Бесконечно отдаленный, и все же не угасший отголосок кошмара тех дней проникает даже сюда, в этот мотель, сквозь прессованные из строительных отходов стены. В Праге у Холла не было собственного ключа к экспрессинфору, и обо всех событиях он узнал из газет и по телевидению, второго ноября.
Какая была осень? Ничего не осталось в памяти. Анну оперировали как будто шестого. Или четвертого? Забыл. Холл вернулся в домик, снял пальто и улегся на кровать, глядя в окно и заложив руки за голову. Овчинников с Кромвелем не ладили давно, вообще никогда не ладили. Кромвель говорил, что идти в Систему и приграничье рано, что нет инфраструктуры, и если напросимся на второй Криптон, то придется во сто крат хуже, потому что с Системой шутки плохи. Культурное проникновение, отвечал Овчинников, контакт и политика открытых дверей, «овчинниковская ересь», вот как это называлось, думал Холл, лежа на своей собранной из красных изогнутых трубок кровати. Нет, Анну оперировали именно четвертого.
А за два дня до этого, второго ноября, Серебряный Джон отправился на ежегодный отдых в Контактерскую Деревню Института. Спустя час после его перехода через канал Окна группа офицеров во главе с генералом Самариным блокировала переход. Окно было перекрыто, все отношения со структурами соседнего мира прерваны, и Дж. Дж., таким образом, утрачивал надежду когда-нибудь закончить отпуск. Одновременно в Стимфале произошло то, что называют государственным переворотом — кромвелевская администрация была устранена, и к власти пришло правительство Радомира Овчинникова.

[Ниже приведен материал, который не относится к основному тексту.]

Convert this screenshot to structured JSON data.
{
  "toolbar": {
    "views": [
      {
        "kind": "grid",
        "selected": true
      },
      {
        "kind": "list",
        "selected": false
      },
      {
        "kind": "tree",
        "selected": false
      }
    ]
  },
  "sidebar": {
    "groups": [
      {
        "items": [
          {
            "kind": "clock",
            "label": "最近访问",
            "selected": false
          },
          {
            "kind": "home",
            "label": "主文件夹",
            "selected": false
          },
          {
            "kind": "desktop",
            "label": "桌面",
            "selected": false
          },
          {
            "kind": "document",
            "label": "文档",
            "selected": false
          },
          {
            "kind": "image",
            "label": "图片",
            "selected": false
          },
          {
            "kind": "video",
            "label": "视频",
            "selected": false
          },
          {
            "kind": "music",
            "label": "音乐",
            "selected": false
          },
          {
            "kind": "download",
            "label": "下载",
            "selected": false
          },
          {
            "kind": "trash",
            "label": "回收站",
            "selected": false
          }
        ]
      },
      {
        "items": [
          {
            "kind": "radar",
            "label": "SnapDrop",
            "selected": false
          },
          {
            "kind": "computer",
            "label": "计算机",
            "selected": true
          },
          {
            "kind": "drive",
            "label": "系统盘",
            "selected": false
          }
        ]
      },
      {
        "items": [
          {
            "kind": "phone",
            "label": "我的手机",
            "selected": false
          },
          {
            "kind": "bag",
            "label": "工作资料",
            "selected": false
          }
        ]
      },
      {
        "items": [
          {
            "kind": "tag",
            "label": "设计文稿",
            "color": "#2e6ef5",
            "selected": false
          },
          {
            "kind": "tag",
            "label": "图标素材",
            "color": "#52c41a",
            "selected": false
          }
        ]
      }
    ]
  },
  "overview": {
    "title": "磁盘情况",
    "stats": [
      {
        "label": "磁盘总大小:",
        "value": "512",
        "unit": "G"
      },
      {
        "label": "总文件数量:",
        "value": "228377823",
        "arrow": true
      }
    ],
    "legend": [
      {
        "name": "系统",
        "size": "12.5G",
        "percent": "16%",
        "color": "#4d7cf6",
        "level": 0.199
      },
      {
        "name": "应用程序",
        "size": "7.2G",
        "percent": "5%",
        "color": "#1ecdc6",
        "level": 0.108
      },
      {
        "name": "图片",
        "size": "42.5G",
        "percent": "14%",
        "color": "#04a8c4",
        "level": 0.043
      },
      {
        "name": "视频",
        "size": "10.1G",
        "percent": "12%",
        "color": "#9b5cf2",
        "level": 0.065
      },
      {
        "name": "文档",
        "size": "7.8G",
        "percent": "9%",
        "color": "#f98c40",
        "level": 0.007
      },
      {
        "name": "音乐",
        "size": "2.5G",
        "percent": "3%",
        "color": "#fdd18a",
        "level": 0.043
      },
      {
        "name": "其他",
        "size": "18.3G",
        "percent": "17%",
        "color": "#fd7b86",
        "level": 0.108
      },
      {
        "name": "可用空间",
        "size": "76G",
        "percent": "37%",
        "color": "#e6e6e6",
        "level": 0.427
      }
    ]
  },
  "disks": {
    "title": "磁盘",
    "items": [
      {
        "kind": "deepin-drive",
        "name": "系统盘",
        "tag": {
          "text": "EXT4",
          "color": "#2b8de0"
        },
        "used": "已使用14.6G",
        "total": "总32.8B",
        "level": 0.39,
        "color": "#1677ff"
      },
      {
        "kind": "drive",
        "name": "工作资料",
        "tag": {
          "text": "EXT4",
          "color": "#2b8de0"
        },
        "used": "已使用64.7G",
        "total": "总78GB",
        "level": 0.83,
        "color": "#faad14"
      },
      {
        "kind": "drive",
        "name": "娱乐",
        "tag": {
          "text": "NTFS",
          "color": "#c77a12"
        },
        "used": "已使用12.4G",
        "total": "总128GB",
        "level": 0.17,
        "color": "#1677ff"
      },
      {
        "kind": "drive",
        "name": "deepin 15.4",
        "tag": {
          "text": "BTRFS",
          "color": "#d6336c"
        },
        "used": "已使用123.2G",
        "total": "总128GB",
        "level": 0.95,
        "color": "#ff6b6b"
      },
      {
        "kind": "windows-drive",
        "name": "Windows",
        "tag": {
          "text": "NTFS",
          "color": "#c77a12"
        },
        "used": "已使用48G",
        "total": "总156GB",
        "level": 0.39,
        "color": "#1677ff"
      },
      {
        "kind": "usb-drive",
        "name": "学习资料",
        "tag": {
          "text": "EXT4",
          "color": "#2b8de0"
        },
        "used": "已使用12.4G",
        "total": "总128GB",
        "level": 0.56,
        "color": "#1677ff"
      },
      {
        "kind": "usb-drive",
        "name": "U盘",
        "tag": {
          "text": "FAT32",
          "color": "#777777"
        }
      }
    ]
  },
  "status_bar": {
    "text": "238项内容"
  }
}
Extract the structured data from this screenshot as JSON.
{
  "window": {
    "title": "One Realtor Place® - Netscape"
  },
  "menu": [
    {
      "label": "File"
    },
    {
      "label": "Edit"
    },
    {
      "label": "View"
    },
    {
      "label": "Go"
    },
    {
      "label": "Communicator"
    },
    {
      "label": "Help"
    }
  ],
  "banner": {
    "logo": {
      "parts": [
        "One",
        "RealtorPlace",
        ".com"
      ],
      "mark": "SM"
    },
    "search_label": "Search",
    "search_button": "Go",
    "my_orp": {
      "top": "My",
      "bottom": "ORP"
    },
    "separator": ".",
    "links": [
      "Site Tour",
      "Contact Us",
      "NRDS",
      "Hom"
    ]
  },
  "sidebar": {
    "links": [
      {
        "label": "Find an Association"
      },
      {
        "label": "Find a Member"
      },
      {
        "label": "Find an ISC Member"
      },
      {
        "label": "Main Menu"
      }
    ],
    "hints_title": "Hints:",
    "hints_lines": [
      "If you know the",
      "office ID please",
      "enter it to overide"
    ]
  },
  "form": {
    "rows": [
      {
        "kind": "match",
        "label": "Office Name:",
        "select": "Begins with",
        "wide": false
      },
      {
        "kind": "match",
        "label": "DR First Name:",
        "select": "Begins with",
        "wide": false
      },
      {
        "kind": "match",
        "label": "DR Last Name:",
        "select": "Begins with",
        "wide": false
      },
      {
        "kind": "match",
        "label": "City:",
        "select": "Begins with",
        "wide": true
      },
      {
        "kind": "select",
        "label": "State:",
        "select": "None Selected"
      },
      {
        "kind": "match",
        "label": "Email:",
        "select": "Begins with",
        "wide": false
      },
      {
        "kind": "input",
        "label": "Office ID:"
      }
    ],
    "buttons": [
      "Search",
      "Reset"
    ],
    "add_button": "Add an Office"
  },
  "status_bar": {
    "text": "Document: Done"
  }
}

Умница Овчинников, думал Холл, как же обманул тебя этот седой дьявол? На что ты надеялся? Что упустил? И если бы не Алурский переход, вышло бы хоть что-нибудь из этой твоей затеи? Ох, что-то не верится... А с переходом — да, это был подвох. Никому и в голову не приходило, что от Аналогов можно вернуться еще одним путем — через Алурскую трансферацию. Знал об этом один Кромвель, и еще — его старинный друг Глостер, директор НИИМС, физик, автор теории перехода и пространственных перекрестков. Глостер говорил, что покончил с политикой ради науки, да, как видно, покончил он с политикой, но не с политиками, тем паче что львиная доля его науки оплачивалась стимфальскими деньгами. Вот как все вышло. Кромвель дал сорнякам взойти, перед тем как перепахать поле.